Break out the champagne. This winter heralds the christening of new goods at multiple ski resorts across the west. While a few resorts installed new lifts with more capacity, speed or comfort, others erecting chairlifts forged into new terrain.
In New Mexico, the new Kachina Lift at Taos answers the long-time dreams of advanced and expert skiers—doubling the upper level terrain at the resort. The triple fixed-grip lift climbs 1,100 vertical feet to Kachina Peak’s summit. At 12,450 feet, the altitude vaults it up with North America’s highest lifts where elevation can steal the breath from visiting flatlanders.
“We’ve upped the ante with the new lift,” says Gordon Briner, CEO of Taos Ski Valley. “The new Kachina lift will give skiers and riders greater access to many of our expert and advanced runs as well as one of the most spectacular views in all of North America.”
Crews install towers for the new lift up Kachina Peak at Taos for the 2014-15 ski season.
Skiers at Montana’s Whitefish Mountain Resort taste-tested part of the new Flower Point terrain last winter, but not all. Climbing 970 vertical feet, a new triple chair accesses the northernmost slopes of the resort where snow piles deeper. Intermediate runs plunge through natural rolls and gorges in the landscape, and advanced glades harbor giant evergreens for slalom poles. At the Flower Point summit, riders get rewarded with the panoramic skyline of Glacier National Park.
“This new terrain is known for its deep, dry snow,” says Dan Graves, president of Whitefish Mountain Resort. “We’re very excited to continue the improvement of the ski experience at Whitefish Mountain Resort by adding lift service to 200 acres of skiing in an area that was previously accessible only by hiking.”
New Flower Point Chairlift at Whitefish Mountain Resort gets cross arms installed in preparation for winter 2014-15.
Copyright: Whitefish Mountain Resort
This fall, Washington saw three lift installations.
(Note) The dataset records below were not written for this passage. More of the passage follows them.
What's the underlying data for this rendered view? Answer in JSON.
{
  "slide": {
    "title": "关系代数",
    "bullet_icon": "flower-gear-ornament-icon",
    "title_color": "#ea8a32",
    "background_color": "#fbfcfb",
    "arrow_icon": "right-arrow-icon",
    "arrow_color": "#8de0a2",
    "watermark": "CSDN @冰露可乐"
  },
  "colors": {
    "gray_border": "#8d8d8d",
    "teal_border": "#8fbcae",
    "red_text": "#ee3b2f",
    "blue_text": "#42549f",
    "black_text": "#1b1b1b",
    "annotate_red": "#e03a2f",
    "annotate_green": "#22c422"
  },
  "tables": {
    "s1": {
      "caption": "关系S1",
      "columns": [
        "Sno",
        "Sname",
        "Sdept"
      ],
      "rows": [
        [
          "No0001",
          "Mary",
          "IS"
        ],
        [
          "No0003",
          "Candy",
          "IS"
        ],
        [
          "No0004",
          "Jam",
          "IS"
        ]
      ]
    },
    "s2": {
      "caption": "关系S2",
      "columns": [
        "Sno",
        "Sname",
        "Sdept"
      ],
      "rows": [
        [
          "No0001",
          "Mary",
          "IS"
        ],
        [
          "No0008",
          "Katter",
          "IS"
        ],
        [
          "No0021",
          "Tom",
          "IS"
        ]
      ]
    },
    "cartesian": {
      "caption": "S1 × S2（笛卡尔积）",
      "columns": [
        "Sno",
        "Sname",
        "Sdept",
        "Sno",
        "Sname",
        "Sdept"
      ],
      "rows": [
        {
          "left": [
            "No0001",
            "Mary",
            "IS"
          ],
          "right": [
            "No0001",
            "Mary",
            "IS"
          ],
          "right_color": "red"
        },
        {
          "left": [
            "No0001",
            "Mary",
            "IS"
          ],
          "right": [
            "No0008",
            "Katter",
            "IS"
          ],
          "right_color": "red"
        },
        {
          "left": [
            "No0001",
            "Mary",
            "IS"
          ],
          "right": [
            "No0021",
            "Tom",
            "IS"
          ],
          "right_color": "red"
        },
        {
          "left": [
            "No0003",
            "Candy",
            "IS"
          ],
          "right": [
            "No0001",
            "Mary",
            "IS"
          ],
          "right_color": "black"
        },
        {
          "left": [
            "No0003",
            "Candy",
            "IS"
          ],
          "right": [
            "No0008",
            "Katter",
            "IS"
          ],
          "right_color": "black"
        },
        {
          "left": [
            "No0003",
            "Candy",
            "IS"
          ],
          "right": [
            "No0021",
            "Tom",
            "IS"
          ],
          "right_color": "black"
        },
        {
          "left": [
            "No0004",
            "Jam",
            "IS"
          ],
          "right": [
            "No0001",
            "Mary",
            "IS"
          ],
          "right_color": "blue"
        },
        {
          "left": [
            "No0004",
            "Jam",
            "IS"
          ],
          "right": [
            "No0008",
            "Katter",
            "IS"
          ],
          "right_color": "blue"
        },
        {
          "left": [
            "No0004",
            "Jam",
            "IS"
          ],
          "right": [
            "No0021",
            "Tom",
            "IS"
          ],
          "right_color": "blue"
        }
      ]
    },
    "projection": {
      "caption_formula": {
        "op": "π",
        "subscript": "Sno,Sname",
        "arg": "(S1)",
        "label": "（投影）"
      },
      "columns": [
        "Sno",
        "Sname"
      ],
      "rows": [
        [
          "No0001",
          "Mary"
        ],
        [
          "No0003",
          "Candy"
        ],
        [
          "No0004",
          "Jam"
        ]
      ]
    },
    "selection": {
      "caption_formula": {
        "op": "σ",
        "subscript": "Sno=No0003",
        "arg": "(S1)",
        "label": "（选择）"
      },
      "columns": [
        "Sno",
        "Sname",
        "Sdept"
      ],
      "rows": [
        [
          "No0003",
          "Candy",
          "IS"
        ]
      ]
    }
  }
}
The Summit at Snoqualmie erected the Rampart Chair at Summit East. The fixed-grip quad features a conveyor system for easy loading. Accessing a combination of existing and new terrain, the new lift connects with glades, new runs and a family-friendly zone.
Crystal Mountain Resort had crews hopping with two new lifts. After losing Chair 6 in an avalanche last March, the resort rebuilt another fixed-grip double with a wider unload area. Identical in stats to the old Chair 6, rates for getting fresh tracks will be the same as last winter, but now the heavier lift can run in windier conditions. Crystal also bumped the Quicksilver lift up from a double to a quad, boosting capacity from 1,070 to 1,800 people per hour. A lower top terminal and relocation of the lift in the trees between Boondoggle and Quicksilver runs will yield more intermediate-friendly terrain without tower obstructions.
Flying towers at Crystal Mountain Resort in Washington for new lifts for winter 2014-15.
Copyright: Crystal Mountain Resort
Two British Columbia resorts targeted comfy rides and learners. Whistler Blackcomb revamped their Village gondola with new cars that carry eight people, fewer than the old lift. The cars deliver a cushier ride with all passengers sitting down. At Panorama Mountain Resort, the new Discovery Quad up Trappers Ridge will provide access to new homes on the ridge and new novice to intermediate runs. Shaping and sculpting modeled the terrain especially for learning. “The new Discovery Zone will offer the beginner to intermediate skier the smoothest progression possible into the world of confident and enjoyable alpine skiing,” says Jason Simpson, Director of Mountain Sports.
New Discovery Quad for winter 2014-15 at Panorama Mountain Resort.
Copyright: Panorama Mountain Resort
Two of Utah’s smaller resorts swapped out aging lifts in their fleets. For its golden anniversary, Brian Head Resort chose a high-speed detachable quad to replace the Giant Steps fixed-grip triple. The result? The 12-minute ride now chops to 5 minutes. Powder Mountain upgraded its oldest double lift with the new Sundown quad to increase uphill capacity and add safety with restraining bars.
Nevada’s lift lines just got shorter. Las Vegas Ski and Snowboard Resort traded out the Chair 2 double for quad chairs. The benefit? Doubling the uphill capacity to 1,800 riders per hour. Re-grading terrain and relocating bottom lift terminals should make roomier loading for both Chair 1 and Chair 2.
In Colorado, two resorts beefed up lifts to haul more skiers uphill. At Breckenridge on Peak 8, four-pack chairs switched to six-pack chairs on the high-speed detachable Colorado Super Chair. Beaver Creek converted the Centennial Express quad into a combination high-speed lift that alternates 10-person gondola cabins with six-person conveyor-loading chairs.
Pop the cork. Let's christen those lifts.